Oleh : Yahman
BUKAN yang pertama, kematian satwa yang dilindungi akibat ulah tangan manusia di Taman Rimbo. Belum genap sebulan, Sirosi dan Sonia, didatangkan dari Taman Safari Indonesia II Cisarua, dua ekor Singa bersama seekor Harimau Sumatera bernama Peter positif diracun. Kejadian serupa pernah terjadi 4 tahun lalu pada tanggal 23 Agustus 2009, Sheila, seekor harimau sumatera yang berusia sekitar 25 tahun diracun dan dibunuh di kandangnya. Kemudian kulit dan organ tubuh lainnya dibawa kabur, hanya isi perut yang ditinggalkan pelakunya. Mengapa semua ini bisa terjadi ?
Membunuh binatang tanpa alasan merupakan perbuatan dosa yang amat buruk. Terlebih binatang tersebut tidak mengganggu, apalagi binatang yang dilindungi. Oleh karena itu sangat beralasan jika Gubernur Jambi sampai bersikap keras menemukan pelaku pembunuhan dengan menggunakan racun striknin tersebut. Spekulasi terhadap keterlibatan orang dalam yang menjadi dalang semakin menguat. Mengingat tidak sembarangan orang yang bisa memberi makan binatang buas ini di kandangnya.
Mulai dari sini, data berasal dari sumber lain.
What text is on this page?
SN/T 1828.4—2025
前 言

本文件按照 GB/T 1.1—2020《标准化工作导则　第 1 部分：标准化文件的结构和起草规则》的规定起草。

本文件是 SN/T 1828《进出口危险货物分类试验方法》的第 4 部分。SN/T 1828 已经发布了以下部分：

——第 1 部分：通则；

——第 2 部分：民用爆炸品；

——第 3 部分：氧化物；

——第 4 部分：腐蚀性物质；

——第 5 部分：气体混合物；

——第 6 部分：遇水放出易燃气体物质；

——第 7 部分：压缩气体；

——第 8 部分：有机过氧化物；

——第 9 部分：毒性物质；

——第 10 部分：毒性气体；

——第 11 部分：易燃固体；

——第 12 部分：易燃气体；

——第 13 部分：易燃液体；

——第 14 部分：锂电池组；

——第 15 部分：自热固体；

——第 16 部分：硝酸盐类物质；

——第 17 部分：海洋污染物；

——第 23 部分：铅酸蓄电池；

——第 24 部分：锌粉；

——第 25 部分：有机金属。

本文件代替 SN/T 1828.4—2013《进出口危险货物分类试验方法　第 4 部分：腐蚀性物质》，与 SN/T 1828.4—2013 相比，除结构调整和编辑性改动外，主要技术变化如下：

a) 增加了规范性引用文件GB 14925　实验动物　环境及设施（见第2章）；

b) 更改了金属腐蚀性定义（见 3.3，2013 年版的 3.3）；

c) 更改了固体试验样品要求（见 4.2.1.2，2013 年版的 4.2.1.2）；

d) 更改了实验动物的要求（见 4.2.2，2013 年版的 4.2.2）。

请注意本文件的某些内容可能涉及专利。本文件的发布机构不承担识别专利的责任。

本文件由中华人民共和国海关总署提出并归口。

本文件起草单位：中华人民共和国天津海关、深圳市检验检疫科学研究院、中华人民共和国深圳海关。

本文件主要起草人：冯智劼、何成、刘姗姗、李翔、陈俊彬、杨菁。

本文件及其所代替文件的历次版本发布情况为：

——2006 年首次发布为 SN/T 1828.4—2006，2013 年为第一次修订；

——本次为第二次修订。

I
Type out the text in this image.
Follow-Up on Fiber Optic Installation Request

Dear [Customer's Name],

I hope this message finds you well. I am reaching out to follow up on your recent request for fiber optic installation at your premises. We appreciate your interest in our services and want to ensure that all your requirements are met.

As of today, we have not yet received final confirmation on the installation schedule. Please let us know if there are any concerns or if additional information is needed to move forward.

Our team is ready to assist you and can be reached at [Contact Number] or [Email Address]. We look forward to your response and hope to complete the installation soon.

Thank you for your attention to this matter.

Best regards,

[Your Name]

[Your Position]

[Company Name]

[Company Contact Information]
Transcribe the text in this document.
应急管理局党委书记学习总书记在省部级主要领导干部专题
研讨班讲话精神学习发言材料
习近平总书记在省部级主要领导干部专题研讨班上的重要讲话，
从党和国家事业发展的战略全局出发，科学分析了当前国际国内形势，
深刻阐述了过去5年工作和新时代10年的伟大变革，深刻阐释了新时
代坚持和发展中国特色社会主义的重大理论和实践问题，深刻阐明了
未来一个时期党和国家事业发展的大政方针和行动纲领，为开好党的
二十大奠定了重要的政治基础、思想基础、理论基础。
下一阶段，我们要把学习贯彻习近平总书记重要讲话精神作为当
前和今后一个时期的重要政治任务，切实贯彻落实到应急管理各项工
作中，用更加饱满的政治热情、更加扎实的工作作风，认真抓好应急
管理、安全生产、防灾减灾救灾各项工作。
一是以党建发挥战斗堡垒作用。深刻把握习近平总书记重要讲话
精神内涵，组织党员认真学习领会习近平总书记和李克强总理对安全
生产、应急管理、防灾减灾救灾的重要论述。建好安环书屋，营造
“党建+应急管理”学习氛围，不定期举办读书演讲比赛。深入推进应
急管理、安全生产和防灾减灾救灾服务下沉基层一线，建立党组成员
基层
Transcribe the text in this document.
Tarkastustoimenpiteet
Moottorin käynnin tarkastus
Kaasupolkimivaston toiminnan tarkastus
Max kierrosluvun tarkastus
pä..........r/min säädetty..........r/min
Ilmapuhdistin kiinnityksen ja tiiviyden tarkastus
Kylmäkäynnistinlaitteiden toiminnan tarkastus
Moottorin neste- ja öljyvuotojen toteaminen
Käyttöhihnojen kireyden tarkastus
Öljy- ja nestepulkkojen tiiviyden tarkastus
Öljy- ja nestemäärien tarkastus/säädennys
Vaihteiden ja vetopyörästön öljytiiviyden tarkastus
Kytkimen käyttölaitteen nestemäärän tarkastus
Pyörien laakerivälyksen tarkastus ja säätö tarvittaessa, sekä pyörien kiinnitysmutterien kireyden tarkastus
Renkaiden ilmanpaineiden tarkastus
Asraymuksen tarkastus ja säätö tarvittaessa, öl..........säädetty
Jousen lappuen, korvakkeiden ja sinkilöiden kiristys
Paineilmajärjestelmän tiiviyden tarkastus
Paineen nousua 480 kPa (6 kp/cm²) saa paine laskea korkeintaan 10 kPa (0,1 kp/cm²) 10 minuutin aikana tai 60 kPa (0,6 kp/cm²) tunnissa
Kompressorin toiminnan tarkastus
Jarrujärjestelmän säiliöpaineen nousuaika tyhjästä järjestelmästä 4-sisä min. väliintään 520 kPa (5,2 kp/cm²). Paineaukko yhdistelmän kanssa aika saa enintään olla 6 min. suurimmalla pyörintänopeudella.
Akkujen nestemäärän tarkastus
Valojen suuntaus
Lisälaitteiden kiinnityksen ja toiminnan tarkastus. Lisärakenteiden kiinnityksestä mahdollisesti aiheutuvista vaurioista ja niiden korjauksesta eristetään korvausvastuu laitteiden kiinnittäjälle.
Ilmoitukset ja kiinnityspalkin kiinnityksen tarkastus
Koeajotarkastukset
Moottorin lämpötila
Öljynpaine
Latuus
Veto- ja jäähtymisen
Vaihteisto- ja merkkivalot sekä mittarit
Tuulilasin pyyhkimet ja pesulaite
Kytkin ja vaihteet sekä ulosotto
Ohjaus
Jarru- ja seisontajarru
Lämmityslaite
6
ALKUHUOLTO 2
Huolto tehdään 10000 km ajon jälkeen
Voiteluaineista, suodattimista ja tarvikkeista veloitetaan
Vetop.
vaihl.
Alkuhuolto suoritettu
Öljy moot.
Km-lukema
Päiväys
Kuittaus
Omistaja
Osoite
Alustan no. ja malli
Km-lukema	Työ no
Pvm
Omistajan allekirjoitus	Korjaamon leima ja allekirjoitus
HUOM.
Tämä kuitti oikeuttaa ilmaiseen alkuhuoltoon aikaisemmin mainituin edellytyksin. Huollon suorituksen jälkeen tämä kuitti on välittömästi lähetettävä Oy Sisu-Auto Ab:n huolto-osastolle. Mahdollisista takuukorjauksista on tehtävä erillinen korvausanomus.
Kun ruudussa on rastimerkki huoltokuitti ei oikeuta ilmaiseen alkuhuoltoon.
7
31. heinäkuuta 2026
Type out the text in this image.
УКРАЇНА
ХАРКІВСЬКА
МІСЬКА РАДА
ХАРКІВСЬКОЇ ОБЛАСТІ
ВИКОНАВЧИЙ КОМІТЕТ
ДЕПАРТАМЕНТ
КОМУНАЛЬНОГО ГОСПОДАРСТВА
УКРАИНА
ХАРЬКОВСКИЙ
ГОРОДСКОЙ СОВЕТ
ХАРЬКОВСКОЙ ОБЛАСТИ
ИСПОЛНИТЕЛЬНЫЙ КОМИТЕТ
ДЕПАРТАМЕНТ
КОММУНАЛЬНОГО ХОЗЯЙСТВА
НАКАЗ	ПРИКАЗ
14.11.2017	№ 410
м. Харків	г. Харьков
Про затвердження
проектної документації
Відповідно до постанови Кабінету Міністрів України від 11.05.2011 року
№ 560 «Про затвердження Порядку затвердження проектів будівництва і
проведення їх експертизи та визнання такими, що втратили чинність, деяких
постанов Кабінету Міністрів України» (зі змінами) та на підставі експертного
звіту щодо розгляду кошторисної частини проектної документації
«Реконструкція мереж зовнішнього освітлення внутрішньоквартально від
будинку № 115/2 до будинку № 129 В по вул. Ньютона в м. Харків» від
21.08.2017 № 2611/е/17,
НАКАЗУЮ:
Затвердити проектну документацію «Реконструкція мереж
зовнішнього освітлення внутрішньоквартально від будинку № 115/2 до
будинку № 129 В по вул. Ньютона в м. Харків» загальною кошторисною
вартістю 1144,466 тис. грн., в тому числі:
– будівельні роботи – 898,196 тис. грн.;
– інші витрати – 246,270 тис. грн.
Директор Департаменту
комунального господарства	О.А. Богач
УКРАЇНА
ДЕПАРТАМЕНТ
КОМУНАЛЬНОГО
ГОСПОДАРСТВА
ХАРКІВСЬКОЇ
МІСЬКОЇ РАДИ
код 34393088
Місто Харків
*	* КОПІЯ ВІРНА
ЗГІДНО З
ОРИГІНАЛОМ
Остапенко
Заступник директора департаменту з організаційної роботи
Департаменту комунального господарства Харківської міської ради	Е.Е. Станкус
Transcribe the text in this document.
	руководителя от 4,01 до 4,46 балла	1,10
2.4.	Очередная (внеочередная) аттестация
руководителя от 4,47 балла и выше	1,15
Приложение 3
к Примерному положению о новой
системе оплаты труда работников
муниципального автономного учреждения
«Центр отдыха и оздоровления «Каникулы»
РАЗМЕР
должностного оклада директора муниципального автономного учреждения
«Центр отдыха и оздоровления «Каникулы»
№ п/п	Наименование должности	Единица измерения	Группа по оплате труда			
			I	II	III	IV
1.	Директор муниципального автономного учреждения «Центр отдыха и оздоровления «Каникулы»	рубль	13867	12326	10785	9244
Meninggalnya Satwa yang dilindungi tersebut, ada kemungkinan karena kecemberuan sosial. Maklum, pengunjung taman rimba tersebut bertambah. Selama Idul Fitri saja, terjual karcis Rp 92 juta.
Besarnya manfaat ekonomi yang diperoleh bisa menimbulkan cemburu bagi pihak-pihak tertentu yang tidak menghendakinya. Dalam pandangan psikolog, cemburu adalah suatu emosi yang kuat bahwa itu adalah salah satu penyebab utama pembunuhan di dunia. Cemburu yang tidak dapat dibendung dan terus dibiarkan akan berubah menjadi dengki (tidak rela dengan kesenangan yang diperoleh orang lain). Dengki merupakan penyakit hati yang tidak hanya dapat berakibat buruk bagi orang lain, tetapi juga akan merusak diri orang yang memilikinya. Oleh karena itu dengki merupakan sifat yang diharamkan oleh agama.
Ciri orang yang dihinggapi penyakit dengki adalah senang melihat orang lain susah dan susah melihat orang lain senang (SMS), jika sifat ini hinggap di hati manusia, maka rasa saling ingin menjatuhkan kawan menjadi satu hal yang biasa. Hal ini nampak kental didalam suasana pertarungan politik untuk meraih kekuasaan saat ini yang cenderung mengadopsi faham Machiavelis dengan menghalalkan segala cara demi meraih tujuan. Mungkinkah sifat cemburu dan dengki yang merusak ini saat ini sudah menjalar ketubuh birokrasi yang notabene pegawai negeri sipil (PNS) menjadi titik sentralnya, ataukah memang rasa cemburu dan dengki tersebut juga sudah mulai menyebar ditengah masyarakat Jambi yang menyandang julukan Kota Beradat. Benarkah panasnya api cemburu terhadap manfaat ekonomi yang menggiurkan atau alasan lain yang mengakibatkan tewasnya sepasang Raja Hewan dan seekor Raja Hutan yang memiliki daya tarik istimewa di kebun binatang kebanggaan masyarakat jambi kali ini. Jika benar pelaku pembunuhan terhadap satwa dilindungi tersebut adalah warga Jambi, maka kita telah gagal dalam melakukan pendidikan karakter secara umum di Bumi Sepucuk Jambi Sembilan Lurah yang kita cintai ini. Wallahu A”lam Bishawab.
(Widyaiswara Bandiklatda Provinsi Jambi, saat ini sedang menempuh program Doktor di Univ. Negeri Yogyakarta.)